O exorcista de 79 anos que, de acordo com a Polícia Judiciária (PJ), foi “fortemente indiciado pela prática de um crime de violação” na semana passada, continua a exercer a sua actividade e mantém a rotina: atende quem o procura ora na casa de Fátima, ora na das proximidades de Murça, distrito de Vila Real, alternando entre as duas localidades a cada semana. “[Esta semana] estou a trabalhar no Norte, perto de Murça”, diz Humberto Gama ao PÚBLICO, por telefone. O homem que se apresenta como sacerdote, mas que a igreja diz ter sido expulso na década de 1970, conta que não só continua com as “consultas”, como estas aumentaram desde o dia em que foi tornada pública a alegada agressão sexual. “Agora as pessoas estão a telefonar como nunca. Tem sido um fim do mundo, um pandemónio”, descreve, garantindo que lhe continuam a chegar solicitações “de todo o país”, mas também do estrangeiro.

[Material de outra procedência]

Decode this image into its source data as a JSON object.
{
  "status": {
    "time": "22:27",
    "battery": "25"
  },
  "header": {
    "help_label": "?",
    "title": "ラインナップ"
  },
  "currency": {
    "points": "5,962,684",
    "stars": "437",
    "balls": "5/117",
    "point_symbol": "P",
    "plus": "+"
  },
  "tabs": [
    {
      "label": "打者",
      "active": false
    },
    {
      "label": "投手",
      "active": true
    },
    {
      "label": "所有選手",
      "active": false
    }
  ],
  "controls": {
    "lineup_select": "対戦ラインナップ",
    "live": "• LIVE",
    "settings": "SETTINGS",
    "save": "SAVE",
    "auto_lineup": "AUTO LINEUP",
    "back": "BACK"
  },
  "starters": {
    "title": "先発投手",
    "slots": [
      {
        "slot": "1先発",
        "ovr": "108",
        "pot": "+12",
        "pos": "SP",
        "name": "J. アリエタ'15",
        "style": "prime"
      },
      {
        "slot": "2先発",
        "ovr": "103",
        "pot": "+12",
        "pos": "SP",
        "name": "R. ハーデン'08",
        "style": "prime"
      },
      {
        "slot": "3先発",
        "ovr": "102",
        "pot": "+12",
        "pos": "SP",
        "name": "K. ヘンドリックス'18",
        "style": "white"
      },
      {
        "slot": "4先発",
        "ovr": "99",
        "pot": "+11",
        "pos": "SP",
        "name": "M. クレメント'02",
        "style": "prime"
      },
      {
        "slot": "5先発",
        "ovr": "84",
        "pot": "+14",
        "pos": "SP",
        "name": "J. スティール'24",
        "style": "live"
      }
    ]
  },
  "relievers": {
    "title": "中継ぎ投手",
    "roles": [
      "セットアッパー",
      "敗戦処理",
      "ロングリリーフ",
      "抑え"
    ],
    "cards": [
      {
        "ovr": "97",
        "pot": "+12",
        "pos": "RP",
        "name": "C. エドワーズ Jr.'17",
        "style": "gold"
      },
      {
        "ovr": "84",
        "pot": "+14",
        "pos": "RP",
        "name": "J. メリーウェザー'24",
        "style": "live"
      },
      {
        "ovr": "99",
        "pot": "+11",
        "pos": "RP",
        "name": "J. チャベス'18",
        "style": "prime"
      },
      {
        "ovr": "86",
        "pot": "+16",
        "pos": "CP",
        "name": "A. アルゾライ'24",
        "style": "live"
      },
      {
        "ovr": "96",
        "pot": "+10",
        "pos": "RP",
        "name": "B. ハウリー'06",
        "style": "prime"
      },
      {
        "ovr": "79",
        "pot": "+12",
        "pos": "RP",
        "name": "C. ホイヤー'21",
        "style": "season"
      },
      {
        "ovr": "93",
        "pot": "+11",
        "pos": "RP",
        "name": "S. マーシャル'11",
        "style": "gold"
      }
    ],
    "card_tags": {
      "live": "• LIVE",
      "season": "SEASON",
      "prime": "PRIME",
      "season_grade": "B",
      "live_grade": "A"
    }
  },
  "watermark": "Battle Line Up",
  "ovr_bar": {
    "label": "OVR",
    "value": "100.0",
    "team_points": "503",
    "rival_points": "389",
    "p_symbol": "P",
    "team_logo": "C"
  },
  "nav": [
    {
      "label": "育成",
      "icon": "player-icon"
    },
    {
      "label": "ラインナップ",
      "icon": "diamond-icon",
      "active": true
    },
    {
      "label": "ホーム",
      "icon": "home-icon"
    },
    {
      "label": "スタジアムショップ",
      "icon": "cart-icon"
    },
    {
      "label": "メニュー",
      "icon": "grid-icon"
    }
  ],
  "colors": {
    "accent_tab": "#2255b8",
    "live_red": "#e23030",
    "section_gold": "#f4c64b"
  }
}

Na segunda-feira regressa ao atendimento em Valinho de Fátima, assegura, e fará uma breve deslocação a Lisboa, por conta de um programa de televisão para o qual diz ter sido convidado. A sua casa cor-de-rosa, localizada à beira da estrada de Minde, e que ostenta um painel com a figura de Cristo, volta assim a abrir as portas. “O condicionamento que me impôs o juiz era para eu não me aproximar [da residência da mulher que apresentou queixa]”, explica. O antigo padre está também impedido de contactar com a alegada vítima e tem de se apresentar duas vezes por semana às autoridades.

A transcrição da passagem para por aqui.